A Twelve Factor App is able to achieve more concurrency by scaling out horizontally. Scaling vertically has its limits. Scaling out horizontally provides opportunities to expand without limits.

Disposability

A Twelve Factor App should promote elastic scaling. Hence, they should be disposable. They can be started and stopped when needed.

A Twelve Factor App should:

  • Have minimum start up time. Long start up times means long delay before an application can take requests.
  • Shutdown gracefully.
  • Handle hardware failures gracefully.

Environment parity

All the environments - development, test, staging, and production - should be similar. They should use same processes and tools. With continuous deployment, they should have similar code very frequently. This makes finding and fixing problems easier.

Logs as event streams

Visibility is critical to a Twelve Factor App. Since applications are deployed on the cloud and are automatically scaled, it is important to have a centralized visibility into what's happening across different instances of the applications.

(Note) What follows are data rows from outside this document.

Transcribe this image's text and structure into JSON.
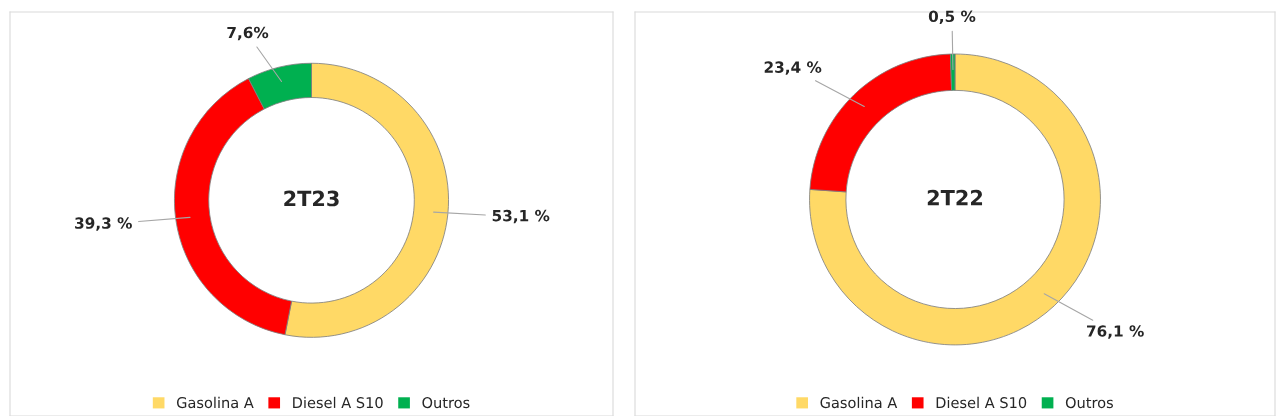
{
  "chart_data": [
    {
      "type": "donut",
      "title": "2T23",
      "categories": [
        "Gasolina A",
        "Diesel A S10",
        "Outros"
      ],
      "values": [
        53.1,
        39.3,
        7.6
      ],
      "colors": [
        "#ffd966",
        "#ff0000",
        "#00b050"
      ],
      "value_labels": [
        "53,1 %",
        "39,3 %",
        "7,6%"
      ],
      "legend": "bottom"
    },
    {
      "type": "donut",
      "title": "2T22",
      "categories": [
        "Gasolina A",
        "Diesel A S10",
        "Outros"
      ],
      "values": [
        76.1,
        23.4,
        0.5
      ],
      "colors": [
        "#ffd966",
        "#ff0000",
        "#00b050"
      ],
      "value_labels": [
        "76,1 %",
        "23,4 %",
        "0,5 %"
      ],
      "legend": "bottom"
    }
  ]
}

Treating all logs as stream enables routing of the log stream to different destinations for viewing and archival. This stream can be used to debug issues, perform analytics and create alerting systems based on error patterns.

No distinction of admin processes

Twelve Factor Apps treat administrative tasks (migrations, scripts) similar to normal application processes.

Summary

This article thus explains about Cloud Native applications and what are Twelve Factor Apps.